À travers ses souvenirs, se dessine une relation presque affective au livre et ces confidences donnent à voir non seulement une passion, mais aussi une manière de vivre le savoir — dans la constance, la curiosité et une forme de fidélité aux livres.
Cette soif devient le fil conducteur de toute son existence. Elle s’intensifie au fil des années, notamment lors de ses années d’études en France qui marquent un tournant décisif : elle évoque un jeune homme qui, déjà, préférait les bibliothèques aux sorties classiques, fréquentant assidûment des lieux emblématiques du savoir, notamment la bibliothèque Sainte-Geneviève et la Bibliothèque Nationale de France (BNF).
Mme Mbow évoque ces moments avec précision : il passait des heures dans ces espaces, fasciné par la richesse des collections, heureux de pouvoir lire, découvrir, choisir librement. Ces expériences marquent profondément son imaginaire. Elles nourrissent en lui une idée qui ne le quittera plus : celle de posséder un jour sa propre bibliothèque, un lieu où il pourrait circuler librement parmi les livres, organiser ses lectures selon ses envies et s’immerger et explorer le savoir sans contrainte.

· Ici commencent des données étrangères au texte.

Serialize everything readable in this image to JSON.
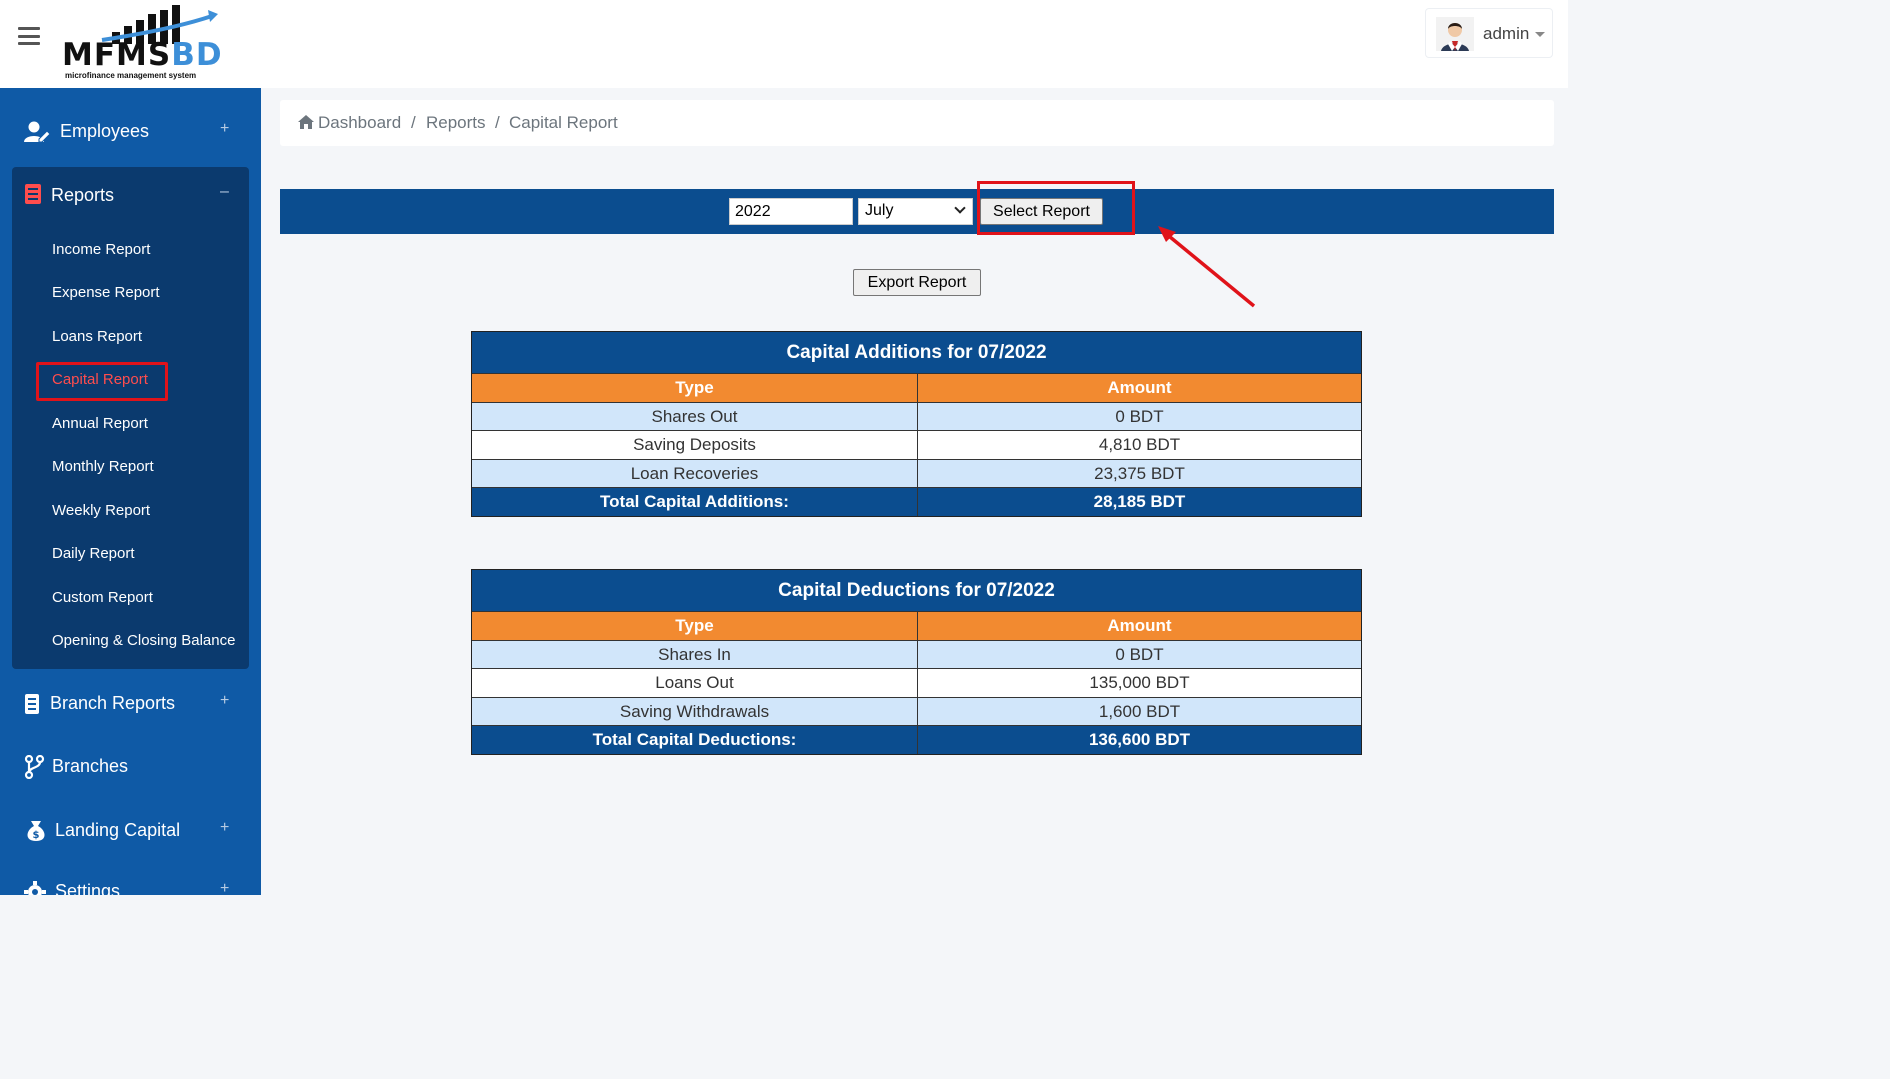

Lorsque Mme Mbow évoque les débuts de leur vie commune, elle le fait avec une tendresse teintée d’humour : « Il ne m’achetait que des livres comme cadeaux ».
Derrière cette anecdote, se révèle une réalité plus profonde : le livre occupe une place centrale dans la vie d’Amadou Mahtar Mbow, au point d’imprégner son quotidien et ses relations. Il ne s’agit pas simplement d’un loisir, mais d’une véritable manière de vivre, fondée sur la curiosité, la constance et une fidélité au savoir.
Très vite, cette passion devient une aventure partagée. Mme Mbow ne reste pas en retrait : elle s’implique pleinement dans la vie de la bibliothèque. Elle enregistre les ouvrages, les classe, les organise, attribue des numéros. « C’est moi qui faisais la bibliothécaire », explique-t-elle avec simplicité.
Mais son rôle ne s’arrête pas là. Elle est également la première lectrice, la confidente, l’interlocutrice privilégiée. Son époux lui lit des passages, sollicite son avis, engage des discussions. Les livres deviennent le point de départ de longues conversations, souvent politiques, où le couple « refait le monde ». Ces moments, racontés avec émotion, donnent à la bibliothèque une dimension profondément humaine et chaleureuse.
Des livres, des rencontres et une pensée ouverte sur le monde
Au fil du temps, la bibliothèque se constitue progressivement, selon des modalités diverses : achats, dons, acquisitions lors de missions officielles. Chaque ouvrage porte en lui une histoire.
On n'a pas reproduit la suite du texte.